Sunday, December 12, 2010

Merry...New Years?

I was looking at old pictures today. It started with homesickness – yesterday Didem brought out Christmas music (why they have Christmas music when they have no Christmas I’m not sure, but I’m not complaining). I hadn’t realized how much emotion, how many memories, were etched between the lines of Little Drummer Boy.

Everyone says the holidays are hard, but I hadn’t felt that yet, because it hadn’t even registered to me that it was that time of year at all. I knew the date, obviously, but the deeper level of me, where all the memories and the emotion reside, still hadn’t caught on. There’s no snow, for one thing. For a girl born and raised in the Rockies, in a town that has seen snow in every month of the year, that automatically omits the possible that it could be Christmas time. I haven’t felt its absence, because I had no sense of its presence. As the old adage goes, you can’t miss what you never had.

But the Christmas carols. When that tiny scrap of home was found, I suddenly felt how much I had lost. And it ached.

Those tunes formed the background for thousand of treasured moments, all bathed in the golden glow that favorite childhood memories take on with time. And now just hearing the introduction to Jingle Bell Rock brings them all rushing back. We sang that song in the school Christmas concert in 2nd grade. I was wearing the little white sweater my grandma had given me the year before, but that was too big then. The one with the snowflakes beaded on the front.

Silent Night comes on. I remember every year, dragging all the boxes from the basement labeled “X-MAS”, my mom’s handwriting, all caps on gray duck-tape. There is the big red box of ornaments, hundreds of them (it seemed). The little wooden jack rabbit that performs jumping jacks when you pull his string, the paint beginning to peel from enduring many a Telluride winter. Rahman’s glass icicles. Santa Claus and Mrs. Claus sitting together on a chair-lift. Plastic candy canes my brother and I made in preschool.

Oh Christmas Tree. Our tree is the same one every year, we don’t cut one but merely decorate the pine in our front yard. Thus ornament day is quite the ordeal, and often involves trekking through several feet of snow to even get to the tree. Mom stretches the cord of the old CD player to its limit to get it outside, so that John Denver can croon moral support for our struggle.

Looking out the window, I see not the swirls and flurries of snow I would see out my window in Telluride, but in their place a positive blizzard of swirling memories flies by. Coming in pink nosed and rosy cheeked from the cold, to the smell of something wonderful that holiday spirit always inspired my mother to make. Peppermint hot chocolate from Telluride Truffle, with giant homemade vanilla marshmallows. Our six (now seven) stockings hanging behind the fire.
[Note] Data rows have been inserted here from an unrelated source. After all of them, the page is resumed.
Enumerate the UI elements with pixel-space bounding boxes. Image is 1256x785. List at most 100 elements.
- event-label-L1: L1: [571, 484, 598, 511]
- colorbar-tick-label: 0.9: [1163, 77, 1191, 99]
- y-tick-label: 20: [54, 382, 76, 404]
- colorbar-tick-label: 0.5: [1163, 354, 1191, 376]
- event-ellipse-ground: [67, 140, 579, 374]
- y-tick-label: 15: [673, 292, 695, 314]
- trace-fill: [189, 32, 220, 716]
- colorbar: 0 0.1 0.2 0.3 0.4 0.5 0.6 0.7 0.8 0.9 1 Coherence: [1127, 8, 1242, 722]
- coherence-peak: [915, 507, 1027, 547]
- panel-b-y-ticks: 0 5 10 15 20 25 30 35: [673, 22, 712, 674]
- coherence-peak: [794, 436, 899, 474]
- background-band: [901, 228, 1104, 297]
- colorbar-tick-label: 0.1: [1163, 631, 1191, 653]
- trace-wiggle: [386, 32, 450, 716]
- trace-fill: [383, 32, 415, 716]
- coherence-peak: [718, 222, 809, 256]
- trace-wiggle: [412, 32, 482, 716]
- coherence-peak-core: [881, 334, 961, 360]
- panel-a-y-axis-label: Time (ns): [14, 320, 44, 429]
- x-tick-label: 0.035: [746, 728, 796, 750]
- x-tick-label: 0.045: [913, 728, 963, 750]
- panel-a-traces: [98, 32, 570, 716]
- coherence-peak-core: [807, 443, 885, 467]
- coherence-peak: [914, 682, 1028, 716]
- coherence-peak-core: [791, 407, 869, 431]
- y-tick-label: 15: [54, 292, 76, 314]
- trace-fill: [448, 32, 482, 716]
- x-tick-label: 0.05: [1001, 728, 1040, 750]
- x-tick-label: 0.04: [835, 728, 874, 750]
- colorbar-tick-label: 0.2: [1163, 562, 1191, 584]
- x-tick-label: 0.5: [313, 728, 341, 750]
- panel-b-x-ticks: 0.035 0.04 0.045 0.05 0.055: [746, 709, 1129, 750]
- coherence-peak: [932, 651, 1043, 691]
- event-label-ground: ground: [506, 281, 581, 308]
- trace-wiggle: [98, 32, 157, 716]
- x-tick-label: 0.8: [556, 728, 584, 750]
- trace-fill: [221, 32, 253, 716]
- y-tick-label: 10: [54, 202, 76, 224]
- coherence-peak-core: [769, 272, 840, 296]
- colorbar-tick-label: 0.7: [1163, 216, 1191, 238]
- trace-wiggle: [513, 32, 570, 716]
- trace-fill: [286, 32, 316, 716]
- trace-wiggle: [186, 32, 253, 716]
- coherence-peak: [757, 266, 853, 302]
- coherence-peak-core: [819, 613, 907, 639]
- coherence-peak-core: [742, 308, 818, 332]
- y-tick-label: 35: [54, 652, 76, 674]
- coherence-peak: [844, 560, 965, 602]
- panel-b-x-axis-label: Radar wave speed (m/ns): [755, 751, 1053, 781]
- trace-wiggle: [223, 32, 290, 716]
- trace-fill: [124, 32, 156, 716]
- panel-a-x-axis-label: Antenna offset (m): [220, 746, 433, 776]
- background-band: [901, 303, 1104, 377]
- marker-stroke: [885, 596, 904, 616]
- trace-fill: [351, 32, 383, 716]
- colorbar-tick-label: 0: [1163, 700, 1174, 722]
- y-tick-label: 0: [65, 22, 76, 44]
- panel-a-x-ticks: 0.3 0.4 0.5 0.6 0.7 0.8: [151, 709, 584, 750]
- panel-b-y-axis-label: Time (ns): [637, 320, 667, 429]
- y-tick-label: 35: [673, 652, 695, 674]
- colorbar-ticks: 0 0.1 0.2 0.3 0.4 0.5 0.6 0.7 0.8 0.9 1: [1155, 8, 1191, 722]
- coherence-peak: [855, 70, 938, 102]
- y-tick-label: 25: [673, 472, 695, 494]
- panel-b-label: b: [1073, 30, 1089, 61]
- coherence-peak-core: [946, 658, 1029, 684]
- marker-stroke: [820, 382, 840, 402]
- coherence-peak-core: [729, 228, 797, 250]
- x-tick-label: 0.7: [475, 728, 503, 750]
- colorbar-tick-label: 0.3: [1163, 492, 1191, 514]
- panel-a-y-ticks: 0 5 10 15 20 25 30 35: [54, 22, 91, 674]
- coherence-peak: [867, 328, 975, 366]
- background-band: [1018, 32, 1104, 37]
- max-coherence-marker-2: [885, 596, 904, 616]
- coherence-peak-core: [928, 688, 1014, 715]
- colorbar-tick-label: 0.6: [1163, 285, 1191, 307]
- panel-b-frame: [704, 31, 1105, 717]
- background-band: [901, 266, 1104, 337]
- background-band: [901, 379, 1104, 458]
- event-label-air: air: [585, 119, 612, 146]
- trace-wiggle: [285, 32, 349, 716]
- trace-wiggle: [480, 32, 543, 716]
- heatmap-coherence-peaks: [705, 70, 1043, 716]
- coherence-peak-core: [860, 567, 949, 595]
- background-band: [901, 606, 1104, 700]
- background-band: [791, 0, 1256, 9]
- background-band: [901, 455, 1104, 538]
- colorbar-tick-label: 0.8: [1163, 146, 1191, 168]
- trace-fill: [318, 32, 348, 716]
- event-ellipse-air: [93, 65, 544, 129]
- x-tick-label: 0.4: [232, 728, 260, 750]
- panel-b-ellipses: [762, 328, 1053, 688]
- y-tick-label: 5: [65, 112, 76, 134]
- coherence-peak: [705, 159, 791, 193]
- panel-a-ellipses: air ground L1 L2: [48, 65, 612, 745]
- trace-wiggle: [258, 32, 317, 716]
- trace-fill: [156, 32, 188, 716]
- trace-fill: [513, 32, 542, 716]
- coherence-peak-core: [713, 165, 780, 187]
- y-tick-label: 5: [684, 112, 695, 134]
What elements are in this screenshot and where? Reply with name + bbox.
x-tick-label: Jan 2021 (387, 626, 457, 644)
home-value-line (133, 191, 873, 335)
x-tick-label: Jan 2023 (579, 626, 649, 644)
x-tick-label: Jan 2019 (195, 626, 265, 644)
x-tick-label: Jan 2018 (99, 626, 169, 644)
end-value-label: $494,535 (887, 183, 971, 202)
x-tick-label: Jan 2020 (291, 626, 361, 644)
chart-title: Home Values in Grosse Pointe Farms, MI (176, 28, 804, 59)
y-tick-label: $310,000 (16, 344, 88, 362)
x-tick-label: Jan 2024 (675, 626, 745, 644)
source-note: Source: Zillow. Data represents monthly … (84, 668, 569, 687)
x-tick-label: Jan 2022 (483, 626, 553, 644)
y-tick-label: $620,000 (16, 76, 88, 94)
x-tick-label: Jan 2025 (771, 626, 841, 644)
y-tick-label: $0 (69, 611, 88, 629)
Mine has an angel on it.

I could go on, but childhood memories tend to be the kind of stories that are absolutely rapturous to the teller, and completely inconsequential to everyone else. I’ll keep the rest swirling in my own imagination, a snow-globe of reminiscences in my head.

But, the pictures. I flick through images, watching my life flash before me in pixels. At first I thought I just wanted to see home, and snowy Christmas pasts. But I seem find myself now looking through pictures of old travels, my nine year old self surrounded by my family, globe-trotting over oceans and through deserts. After a while, I realize it’s not really homesickness I’m feeling. Just nostalgia. Southern Africa, that I’m looking at now, is not home to me in any way, yet I derive just as much melancholy pleasure from those photos of elephant watching and sand-dune trekking as I do from the snow-man-building pictures of Telluride.

Had I never left home, I would still feel this ache. Because no matter where I am or what I do, I am always leaving something behind. Such is life. Time passes, things change, that is the way of the world. “Change is the only constant.” Every present moment must pass. It’s the only way to make room for new moments. Memories serve as the bread crumbs to mark where we have been, but we keep moving with treadmill regularity. So I won’t fight it. If I didn’t choose to have one year without Christmas, I would not have had a year with Ramazan, and Kurban Bayram, and more holidays and experiences I can’t even anticipate yet. It’s not a bad trade.

One last note: snow did come to Istanbul. Sure, had it come to Telluride we might not even have bestowed the title of actual ‘snow’ upon it. It didn’t even stick. But when I saw it, I grinned, put my head back, and caught it on my tongue like a 5 year old.